Expansion failures (26%) are cases where no beam hypothesis could be walked on the graph. These are the change model getting the legs genuinely wrong — predicting "northern" from Hainault (which is on the Central line), or routing Wood Green to Cockfosters via three transfers when it's four stops on the Piccadilly. The line repair logic catches some of these, but when the model picks both the wrong line and the wrong interchange, there's nothing to repair. This is the change model's 34% beam miss rate manifesting as route-level failures.

Wrong route (16.5%) splits into two subcategories. Some are branch ambiguity: the Northern line forks north of Camden Town, and BFS returns whichever branch it finds first. If the ground truth goes via Belsize Park and BFS walks via Kentish Town, the route is valid but doesn't match. Others are valid-but-unlabelled routes: the model predicts a real journey that isn't among the 3 stored label variants per OD pair. Liverpool Street → Clapham South via the Waterloo & City line and Northern line is a real route — it just wasn't enumerated.

Why the station model wins

The arithmetic that motivated hierarchical decoding was correct but incomplete.

Yes, a 4-step sequence with 90% per-step accuracy gives 65% exact match, versus $0.97^{30} \approx 40\%$ for a 30-step sequence. But the change model doesn't have 90% per-step accuracy — it has 66.4% beam coverage, meaning 34% of routes have no correct hypothesis in the beam at all. And when a leg is wrong, the entire route fails. There's no partial credit, no graceful degradation.

The station model's errors are different in kind. It compounds small per-token errors over many steps, but adjacency masking means each error only sends the route one station off course. A wrong turn at step 15 doesn't invalidate steps 1–14. Beam search can recover by maintaining hypotheses that took the right turn.
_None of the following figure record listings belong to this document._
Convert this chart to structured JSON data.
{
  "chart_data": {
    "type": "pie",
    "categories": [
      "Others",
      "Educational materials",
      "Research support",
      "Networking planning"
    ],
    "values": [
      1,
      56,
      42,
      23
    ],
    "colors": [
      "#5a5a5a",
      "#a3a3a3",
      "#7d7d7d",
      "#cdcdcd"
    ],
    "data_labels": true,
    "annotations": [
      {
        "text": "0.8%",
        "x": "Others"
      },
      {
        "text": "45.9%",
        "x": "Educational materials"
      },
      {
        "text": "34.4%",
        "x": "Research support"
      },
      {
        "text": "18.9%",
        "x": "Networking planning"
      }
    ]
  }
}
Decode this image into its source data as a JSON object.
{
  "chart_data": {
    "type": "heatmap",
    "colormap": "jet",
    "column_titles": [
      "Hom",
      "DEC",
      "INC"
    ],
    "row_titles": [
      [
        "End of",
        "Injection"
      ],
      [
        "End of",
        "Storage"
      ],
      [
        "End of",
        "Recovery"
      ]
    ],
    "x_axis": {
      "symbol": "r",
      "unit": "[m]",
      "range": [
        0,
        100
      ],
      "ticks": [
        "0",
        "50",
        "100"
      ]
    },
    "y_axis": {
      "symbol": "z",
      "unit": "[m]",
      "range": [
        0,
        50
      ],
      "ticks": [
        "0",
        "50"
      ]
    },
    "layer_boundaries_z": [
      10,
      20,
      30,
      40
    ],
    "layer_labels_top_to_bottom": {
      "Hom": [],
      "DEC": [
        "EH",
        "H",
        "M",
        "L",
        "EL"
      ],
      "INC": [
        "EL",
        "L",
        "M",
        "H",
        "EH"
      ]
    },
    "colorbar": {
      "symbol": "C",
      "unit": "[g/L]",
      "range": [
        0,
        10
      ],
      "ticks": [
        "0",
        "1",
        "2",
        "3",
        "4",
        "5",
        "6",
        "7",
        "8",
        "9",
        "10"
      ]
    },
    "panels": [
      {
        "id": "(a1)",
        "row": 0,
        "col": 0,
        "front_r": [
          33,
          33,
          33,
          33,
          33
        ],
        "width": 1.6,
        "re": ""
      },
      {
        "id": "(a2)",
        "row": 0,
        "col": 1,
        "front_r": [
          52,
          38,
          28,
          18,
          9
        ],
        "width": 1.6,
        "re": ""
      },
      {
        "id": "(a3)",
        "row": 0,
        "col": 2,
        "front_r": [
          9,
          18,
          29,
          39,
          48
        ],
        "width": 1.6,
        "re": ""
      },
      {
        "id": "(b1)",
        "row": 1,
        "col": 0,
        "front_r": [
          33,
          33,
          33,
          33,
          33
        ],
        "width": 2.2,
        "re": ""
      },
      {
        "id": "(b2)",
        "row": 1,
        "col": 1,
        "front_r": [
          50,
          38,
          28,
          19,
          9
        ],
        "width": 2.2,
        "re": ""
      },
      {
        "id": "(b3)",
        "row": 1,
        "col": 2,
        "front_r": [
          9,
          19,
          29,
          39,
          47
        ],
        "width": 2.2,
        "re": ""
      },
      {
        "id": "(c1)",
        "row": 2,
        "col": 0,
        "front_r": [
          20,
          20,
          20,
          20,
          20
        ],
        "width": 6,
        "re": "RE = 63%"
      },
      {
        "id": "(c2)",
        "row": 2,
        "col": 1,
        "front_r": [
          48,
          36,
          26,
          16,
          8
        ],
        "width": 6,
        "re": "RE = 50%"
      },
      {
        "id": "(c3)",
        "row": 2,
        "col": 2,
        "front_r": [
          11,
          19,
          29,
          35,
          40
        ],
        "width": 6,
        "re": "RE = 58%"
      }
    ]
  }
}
The station model's errors are local; the change model's errors are global.

The breakeven point would require the change model to reach roughly 85%+ beam accuracy on the leg-level predictions. At 66%, the leg-level error rate (34%) dominates the station model's compounding error rate.

What this means

The hierarchical approach was the right experiment to run and the wrong bet to make. The change model is too inaccurate at the leg level for deterministic expansion to work. It would need to nearly double its beam gap — from 66% to 85%+ — before hierarchical decoding becomes competitive.

The station model at 70.1% greedy / 79.1% beam is the best route predictor in this system. Its ceiling is real — long routes above 30 stations are essentially unsolved — but on the 90% of routes that are under 20 stations, it's performing well.

The change model remains useful for what it was designed for: telling you which lines to take and where to change. At 55.3% greedy it gets the abstract itinerary right more than half the time, and at 66.4% beam the correct answer is usually in the top 5. That's a perfectly reasonable journey planner output — you just shouldn't try to reconstruct the full station sequence from it.

The code is at lmmx/tubeulator-models#4.